Seguí camino y una cuadra antes de llegar al Duomo, cuando ya se escuchaba la multitud de turistas, el vuelo de las Miles de palomas y el murmullo de los cientos de senegaleses, congoleños y marroquíes que tratan de salvar un día más vendiendo baratijas, entendí rápidamente algo que había pasado por alto. Mi esposa se quedó inmóvil, muda, mientras me miraba correr sin sentido hacia atrás. Corrí sin importarme nada en una carrera firme hasta el hombre de la “verdadera piedra de la suerte”, esperando encontrarlo aun. Llegué jadeando, transpirada la remera y me pare delante de su exhibidor de cartón ruinoso. El levantó la vista y pude ver sus ojos entre el pelo grasoso y enmarañado. Todavía agitado le dije: Yo también quiero una de estas piedras que te hacen ver la vida como la deseas. La puso en mi mano, se negó a tomar el billete que le ofrecí y mirando a los costados puso su dedo índice cruzando sus labios cerrados, para decirme finalmente “Hai capito tutto”.
Caminaba, después del mediodía, por la vía Dante, una de esas calles anchas y soleadas de bares y restaurantes asomados a la primavera, vidrieras tan altas como las expectativas que despiertan sus marcas y todo eso que ya conté. En el frente blanco de un edificio sin rostro estaba, en el suelo, entre tirado y sentado un hombre de esos que lamentablemente sobra en una ciudad como Milán, o como la que hayan elegido pensar. Este hombre abrigado de más y con harapos para el día primaveral que vivíamos, tenía la barba desprolija y abandonada, dormía sobre cartones y acumulaba, a su lado, pequeñas cosas que para cualquier otro serían basura. Delante suyo, con cartones rotos y unas cajas volteadas había armado una especie de precario mostrador en el que tenía prolija y comercialmente acomodados algunos collares artesanales y pequeñas figuras indefinidas. Todo estaba hecho de una extraña piedra brillante. En otro cartón, en grandes letras manuscritas, se anunciaba lo era eso que ofrecía “la verdadera piedra de la suerte” y más abajo advertía para los desprevenidos “no se deje engañar”.
No pude evitar pensar en la debilidad del argumento. En lo paradójico del marketing aplicado. El poseedor de las “verdaderas piedras de la suerte” dormía en la calle, entre cartones, seguramente haciendo milagros para comer una vez al día.

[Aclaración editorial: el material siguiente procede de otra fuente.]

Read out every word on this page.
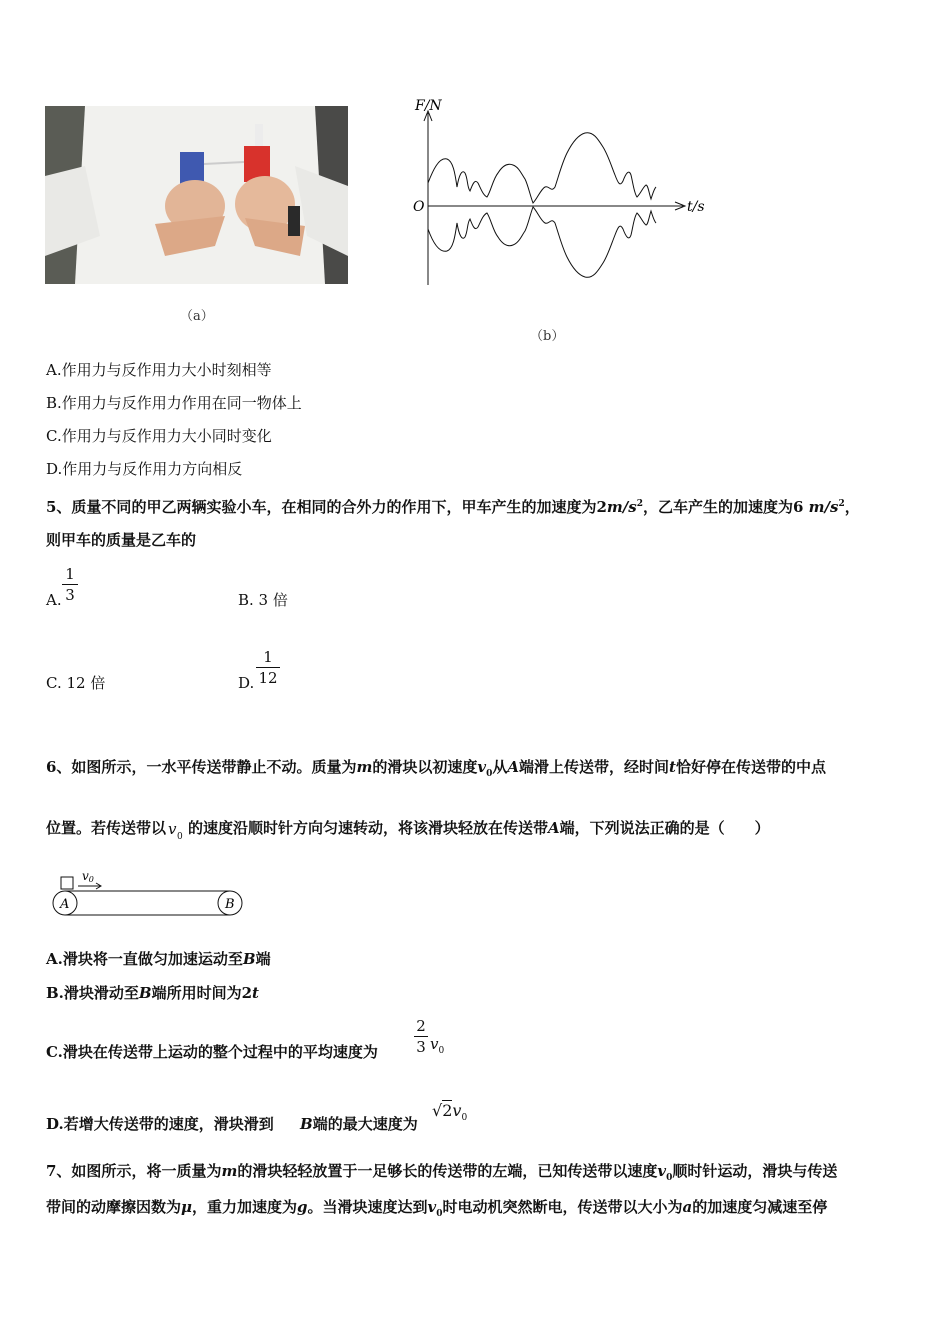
（a）
F/N
t/s
O
（b）
A.作用力与反作用力大小时刻相等
B.作用力与反作用力作用在同一物体上
C.作用力与反作用力大小同时变化
D.作用力与反作用力方向相反
5、质量不同的甲乙两辆实验小车，在相同的合外力的作用下，甲车产生的加速度为$2m/s^2$，乙车产生的加速度为6 $m/s^2$，
则甲车的质量是乙车的
A.
1
3	B. 3 倍
C. 12 倍	D.
1
12
6、如图所示，一水平传送带静止不动。质量为m的滑块以初速度$v_0$从A端滑上传送带，经时间t恰好停在传送带的中点
位置。若传送带以 v 0 的速度沿顺时针方向匀速转动，将该滑块轻放在传送带A端，下列说法正确的是（　　）
v0
A	B
A.滑块将一直做匀加速运动至B端
B.滑块滑动至B端所用时间为2t
C.滑块在传送带上运动的整个过程中的平均速度为
2
3 $v_0$
D.若增大传送带的速度，滑块滑到 B端的最大速度为
$√2v_0$
7、如图所示，将一质量为m的滑块轻轻放置于一足够长的传送带的左端，已知传送带以速度$v_0$顺时针运动，滑块与传送
带间的动摩擦因数为μ，重力加速度为g。当滑块速度达到$v_0$时电动机突然断电，传送带以大小为a的加速度匀减速至停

Seguí camino y una cuadra antes de llegar al Duomo, cuando ya se escuchaba la multitud de turistas, el vuelo de las Miles de palomas y el murmullo de los cientos de senegaleses, congoleños y marroquíes que tratan de salvar un día más vendiendo baratijas, entendí rápidamente algo que había pasado por alto. Mi esposa se quedó inmóvil, muda, mientras me miraba correr sin sentido hacia atrás. Corrí sin importarme nada en una carrera firme hasta el hombre de la “verdadera piedra de la suerte”, esperando encontrarlo aun. Llegué jadeando, transpirada la remera y me pare delante de su exhibidor de cartón ruinoso. El levantó la vista y pude ver sus ojos entre el pelo grasoso y enmarañado. Todavía agitado le dije: Yo también quiero una de estas piedras que te hacen ver la vida como la deseas. La puso en mi mano, se negó a tomar el billete que le ofrecí y mirando a los costados puso su dedo índice cruzando sus labios cerrados, para decirme finalmente “Hai capito tutto”.